Now that the iPhone 6 and iPhone 6 Plus models have been in the wild for a few days, users are beginning to test, benchmark, and otherwise pick apart their new iDevices.

One of the most useful new features is related to the larger batteries that are included in the iPhones, thanks to their bigger screens and bodies. The iPhone 6 Plus includes a 2915 mAh battery, almost twice as much as the iPhone 5s’ 1560 mAh unit, and considerably larger than the 1810 mAh battery in the iPhone 6.

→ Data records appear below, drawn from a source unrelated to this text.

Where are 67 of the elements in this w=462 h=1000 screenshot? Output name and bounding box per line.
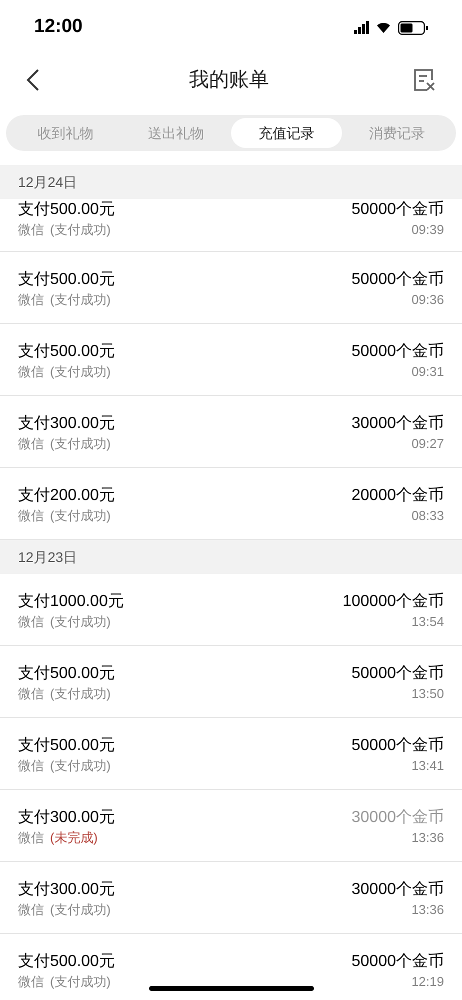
page-title: 我的账单: [189, 68, 269, 93]
payment-method: 微信: [18, 291, 44, 309]
date-header: 12月23日: [0, 540, 462, 574]
payment-amount: 支付200.00元: [18, 486, 115, 506]
payment-status: (支付成功): [50, 363, 111, 381]
coin-amount: 30000个金币: [352, 880, 444, 900]
payment-status: (支付成功): [50, 507, 111, 525]
payment-status: (支付成功): [50, 291, 111, 309]
payment-amount: 支付300.00元: [18, 414, 115, 434]
record-time: 13:36: [411, 901, 444, 919]
payment-method: 微信: [18, 507, 44, 525]
tab[interactable]: 消费记录: [342, 118, 452, 148]
record-time: 12:19: [411, 973, 444, 991]
payment-amount: 支付300.00元: [18, 880, 115, 900]
signal-icon: [354, 21, 369, 34]
record-time: 13:50: [411, 685, 444, 703]
payment-amount: 支付500.00元: [18, 270, 115, 290]
payment-amount: 支付1000.00元: [18, 592, 124, 612]
coin-amount: 100000个金币: [342, 592, 444, 612]
payment-amount: 支付500.00元: [18, 200, 115, 220]
payment-method: 微信: [18, 757, 44, 775]
status-time: 12:00: [34, 15, 83, 40]
coin-amount: 50000个金币: [352, 952, 444, 972]
payment-amount: 支付500.00元: [18, 664, 115, 684]
coin-amount: 50000个金币: [352, 200, 444, 220]
coin-amount: 50000个金币: [352, 270, 444, 290]
payment-status: (支付成功): [50, 685, 111, 703]
coin-amount: 50000个金币: [352, 736, 444, 756]
battery-icon: [398, 20, 428, 34]
coin-amount: 50000个金币: [352, 342, 444, 362]
payment-method: 微信: [18, 363, 44, 381]
coin-amount: 30000个金币: [352, 808, 444, 828]
payment-amount: 支付500.00元: [18, 342, 115, 362]
payment-method: 微信: [18, 973, 44, 991]
tab[interactable]: 收到礼物: [10, 118, 120, 148]
payment-amount: 支付500.00元: [18, 736, 115, 756]
date-header: 12月24日: [0, 165, 462, 199]
record-time: 09:27: [411, 435, 444, 453]
payment-status: (支付成功): [50, 757, 111, 775]
coin-amount: 20000个金币: [352, 486, 444, 506]
payment-status: (支付成功): [50, 221, 111, 239]
payment-method: 微信: [18, 435, 44, 453]
payment-method: 微信: [18, 901, 44, 919]
payment-amount: 支付500.00元: [18, 952, 115, 972]
payment-status: (支付成功): [50, 973, 111, 991]
wifi-icon: [377, 22, 390, 32]
payment-method: 微信: [18, 613, 44, 631]
payment-status: (支付成功): [50, 901, 111, 919]
coin-amount: 50000个金币: [352, 664, 444, 684]
record-time: 13:36: [411, 829, 444, 847]
record-time: 13:41: [411, 757, 444, 775]
clear-bill-icon[interactable]: [412, 67, 436, 93]
payment-method: 微信: [18, 829, 44, 847]
record-time: 09:36: [411, 291, 444, 309]
payment-status: (支付成功): [50, 613, 111, 631]
record-time: 09:31: [411, 363, 444, 381]
payment-amount: 支付300.00元: [18, 808, 115, 828]
tab[interactable]: 送出礼物: [120, 118, 231, 148]
record-time: 08:33: [411, 507, 444, 525]
payment-method: 微信: [18, 221, 44, 239]
payment-method: 微信: [18, 685, 44, 703]
payment-status: (支付成功): [50, 435, 111, 453]
record-time: 13:54: [411, 613, 444, 631]
record-time: 09:39: [411, 221, 444, 239]
coin-amount: 30000个金币: [352, 414, 444, 434]
payment-status: (未完成): [50, 829, 98, 847]
tab[interactable]: 充值记录: [231, 118, 342, 148]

Previous iPhones only charge at 5 watts, the maximum amount supplied by the smaller iPhone USB charger. The iPad has always included a larger 10- or 12-watt charger for its bigger battery. However, when the older iPhones were plugged into this higher-wattage charger, they would still only charge at 5 watts.

Now, with the iPhone 6 and 6 Plus, plugging into a higher-wattage charger allows the phone’s larger battery to charge considerably faster. Unfortunately, both iPhone 6 models include the older, slower-charging 5-watt USB charger, requiring new iPhone owners to purchase an alternate charger (or use one from an iPad) to maximize their charging speed.

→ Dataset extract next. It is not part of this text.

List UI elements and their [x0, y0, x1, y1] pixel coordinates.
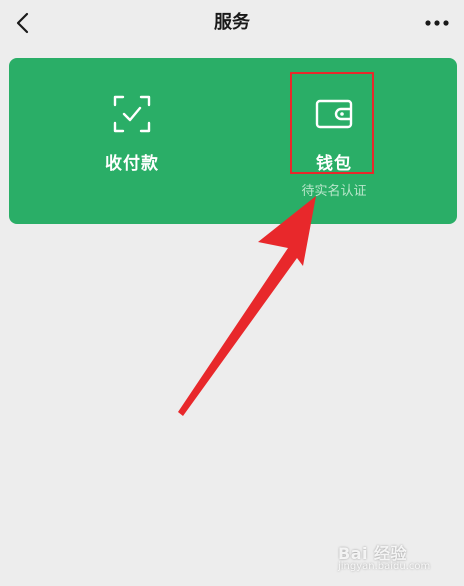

Apple sells a 12-watt USB power adapter for $19 (USD) at all Apple Retail Stores and the Apple Online Store, but there are other good alternatives. Also, for those worried about hurting their iPhone or violating the warranty, Apple lists every iPhone model as “compatible” with the higher-wattage iPad charger on its website.

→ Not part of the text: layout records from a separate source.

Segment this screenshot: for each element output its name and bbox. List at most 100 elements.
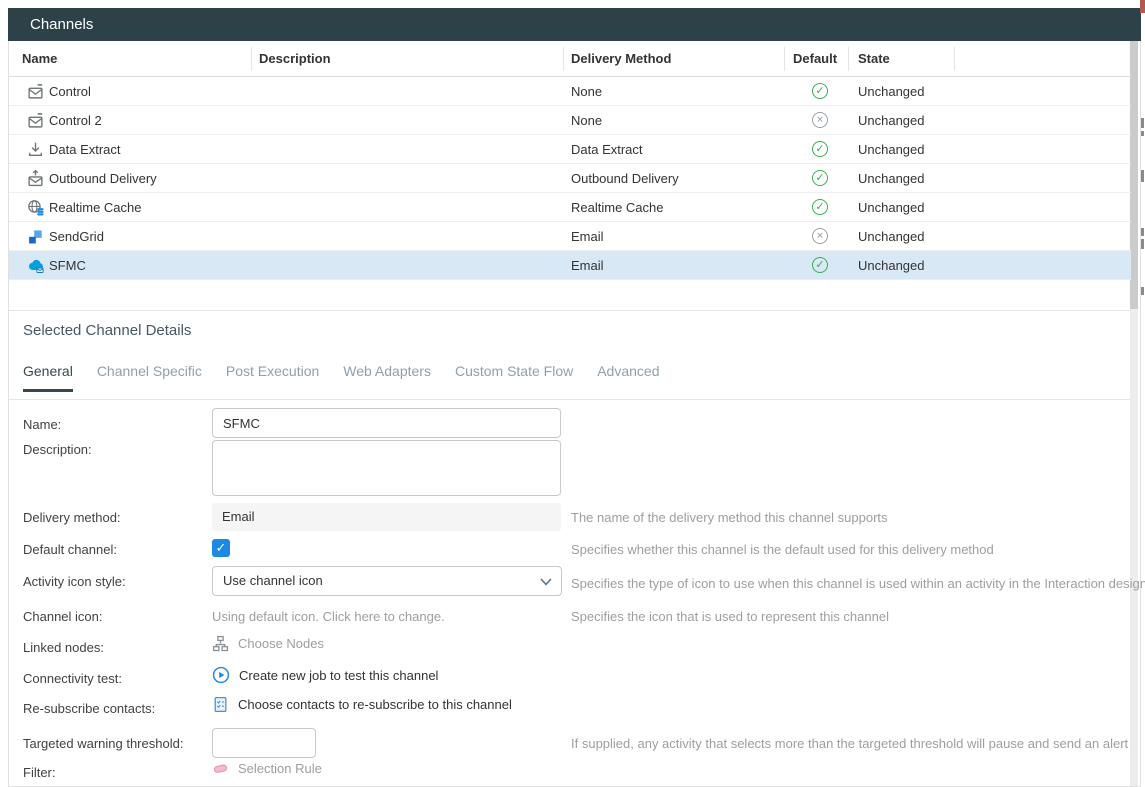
channel-icon-help: Specifies the icon that is used to repre…: [571, 609, 889, 624]
table-row[interactable]: Realtime Cache Realtime Cache Unchanged: [9, 193, 1131, 222]
channel-name: Outbound Delivery: [49, 171, 157, 186]
activity-icon-style-select[interactable]: Use channel icon: [212, 566, 562, 596]
panel-title: Channels: [30, 16, 93, 33]
channel-delivery-method: Data Extract: [571, 142, 643, 157]
channel-state: Unchanged: [858, 84, 925, 99]
linked-nodes-label: Linked nodes:: [23, 640, 104, 655]
table-row-selected[interactable]: SFMC Email Unchanged: [9, 251, 1131, 280]
targeted-warning-threshold-help: If supplied, any activity that selects m…: [571, 736, 1128, 751]
targeted-warning-threshold-input[interactable]: [212, 728, 316, 758]
scrollbar-thumb[interactable]: [1130, 41, 1138, 309]
column-header-default[interactable]: Default: [793, 51, 837, 66]
background-window-sliver: [1140, 0, 1145, 13]
tab-channel-specific[interactable]: Channel Specific: [97, 363, 202, 392]
description-textarea[interactable]: [212, 440, 561, 496]
section-divider: [9, 310, 1131, 311]
default-channel-help: Specifies whether this channel is the de…: [571, 542, 994, 557]
column-header-delivery-method[interactable]: Delivery Method: [571, 51, 671, 66]
channels-panel: Name Description Delivery Method Default…: [8, 41, 1141, 787]
channel-delivery-method: Outbound Delivery: [571, 171, 679, 186]
filter-label: Filter:: [23, 765, 56, 780]
details-heading: Selected Channel Details: [23, 322, 191, 339]
resubscribe-contacts-label: Re-subscribe contacts:: [23, 701, 155, 716]
table-row[interactable]: SendGrid Email Unchanged: [9, 222, 1131, 251]
delivery-method-value: Email: [212, 503, 561, 531]
details-tabs: General Channel Specific Post Execution …: [23, 363, 660, 392]
channel-name: Realtime Cache: [49, 200, 142, 215]
table-header: Name Description Delivery Method Default…: [9, 41, 1131, 77]
envelope-up-icon: [27, 170, 44, 187]
table-row[interactable]: Control 2 None Unchanged: [9, 106, 1131, 135]
salesforce-cloud-icon: [27, 257, 44, 274]
default-yes-icon: [812, 257, 828, 273]
vertical-scrollbar[interactable]: [1130, 41, 1138, 786]
channel-delivery-method: Realtime Cache: [571, 200, 664, 215]
background-window-sliver: [1141, 131, 1144, 136]
channel-state: Unchanged: [858, 200, 925, 215]
description-label: Description:: [23, 442, 92, 457]
name-input[interactable]: [212, 408, 561, 438]
document-check-icon: [212, 696, 229, 713]
channel-delivery-method: Email: [571, 258, 604, 273]
selection-rule-button[interactable]: Selection Rule: [212, 760, 322, 777]
control-envelope-icon: [27, 112, 44, 129]
globe-database-icon: [27, 199, 44, 216]
tab-web-adapters[interactable]: Web Adapters: [343, 363, 431, 392]
activity-icon-style-value: Use channel icon: [223, 573, 323, 588]
background-window-sliver: [1141, 287, 1144, 295]
connectivity-test-label: Connectivity test:: [23, 671, 122, 686]
play-circle-icon: [212, 666, 230, 684]
table-row[interactable]: Data Extract Data Extract Unchanged: [9, 135, 1131, 164]
tab-post-execution[interactable]: Post Execution: [226, 363, 319, 392]
default-channel-checkbox[interactable]: ✓: [212, 539, 230, 557]
default-no-icon: [812, 112, 828, 128]
activity-icon-style-help: Specifies the type of icon to use when t…: [571, 576, 1145, 591]
default-yes-icon: [812, 141, 828, 157]
channel-name: SendGrid: [49, 229, 104, 244]
table-row[interactable]: Outbound Delivery Outbound Delivery Unch…: [9, 164, 1131, 193]
tabs-underline: [9, 399, 1131, 400]
channel-state: Unchanged: [858, 258, 925, 273]
tab-custom-state-flow[interactable]: Custom State Flow: [455, 363, 573, 392]
channel-state: Unchanged: [858, 142, 925, 157]
background-window-sliver: [1141, 228, 1144, 236]
background-window-sliver: [1141, 239, 1144, 249]
delivery-method-label: Delivery method:: [23, 510, 121, 525]
column-header-description[interactable]: Description: [259, 51, 331, 66]
channel-delivery-method: Email: [571, 229, 604, 244]
download-icon: [27, 141, 44, 158]
column-header-name[interactable]: Name: [22, 51, 57, 66]
tab-advanced[interactable]: Advanced: [597, 363, 659, 392]
channel-icon-label: Channel icon:: [23, 609, 103, 624]
column-header-state[interactable]: State: [858, 51, 890, 66]
hierarchy-icon: [212, 635, 229, 652]
default-yes-icon: [812, 83, 828, 99]
selection-rule-link: Selection Rule: [238, 761, 322, 776]
choose-nodes-link: Choose Nodes: [238, 636, 324, 651]
default-channel-label: Default channel:: [23, 542, 117, 557]
connectivity-test-link: Create new job to test this channel: [239, 668, 438, 683]
resubscribe-contacts-button[interactable]: Choose contacts to re-subscribe to this …: [212, 696, 512, 713]
channel-name: Control: [49, 84, 91, 99]
channel-state: Unchanged: [858, 229, 925, 244]
default-yes-icon: [812, 199, 828, 215]
channel-icon-link[interactable]: Using default icon. Click here to change…: [212, 609, 445, 624]
channel-name: Data Extract: [49, 142, 121, 157]
table-row[interactable]: Control None Unchanged: [9, 77, 1131, 106]
sendgrid-icon: [27, 228, 44, 245]
background-window-sliver: [1141, 170, 1144, 182]
chevron-down-icon: [539, 575, 553, 589]
connectivity-test-button[interactable]: Create new job to test this channel: [212, 666, 438, 684]
selection-rule-icon: [212, 760, 229, 777]
channel-state: Unchanged: [858, 171, 925, 186]
tab-general[interactable]: General: [23, 363, 73, 392]
channels-panel-titlebar: Channels: [8, 8, 1141, 41]
default-no-icon: [812, 228, 828, 244]
activity-icon-style-label: Activity icon style:: [23, 574, 126, 589]
channel-name: SFMC: [49, 258, 86, 273]
targeted-warning-threshold-label: Targeted warning threshold:: [23, 736, 183, 751]
choose-nodes-button[interactable]: Choose Nodes: [212, 635, 324, 652]
control-envelope-icon: [27, 83, 44, 100]
delivery-method-help: The name of the delivery method this cha…: [571, 510, 888, 525]
channel-delivery-method: None: [571, 113, 602, 128]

Mac models sold in the past few years are capable of supporting higher-wattage charging through their USB ports. To check if your Mac is capable of charging at higher speeds, plug in an iPhone 6 or 6 Plus (or any iPad), and do the following:

  1. Open the Apple Menu and select About This Mac
  2. Select More Info…
  3. Select System Report…
  4. Click USB in the left sidebar

In the USB Device Tree list, you should see an iPhone listed. If the computer is capable of higher-wattage charging, it will have “1600” listed under the “Extra Operating Current” item (which will say “500” if you plug in an older iPhone). If you plug an iPad or iPhone 6 into an older Mac that can’t support higher-wattage charging, “Extra Operating Current” will not display.

Aside from Apple’s 12-watt USB charger and newer Mac models, there are also third-party chargers that can support the higher charging speeds. Look for chargers that specifically support 2.1 amp charging. For example, The Wirecutter recommends the Scosche reVOLT 12W + 12W car charger, which can charge two devices simultaneously at 12 watts, plus a number of different USB hubs that are capable of charging at the higher 12-watt speed.

Whether you get a third-party charger or Apple’s own 12-watt adapter, I highly recommend that you pick one up if you’ve got a new iPhone 6 or 6 Plus. Informal testing has shown that a nearly-depleted iPhone 6 Plus can fully charge from the faster charger in little more than two hours, a huge improvement from the standard charger.

If only Apple had included the higher-wattage charger in the box.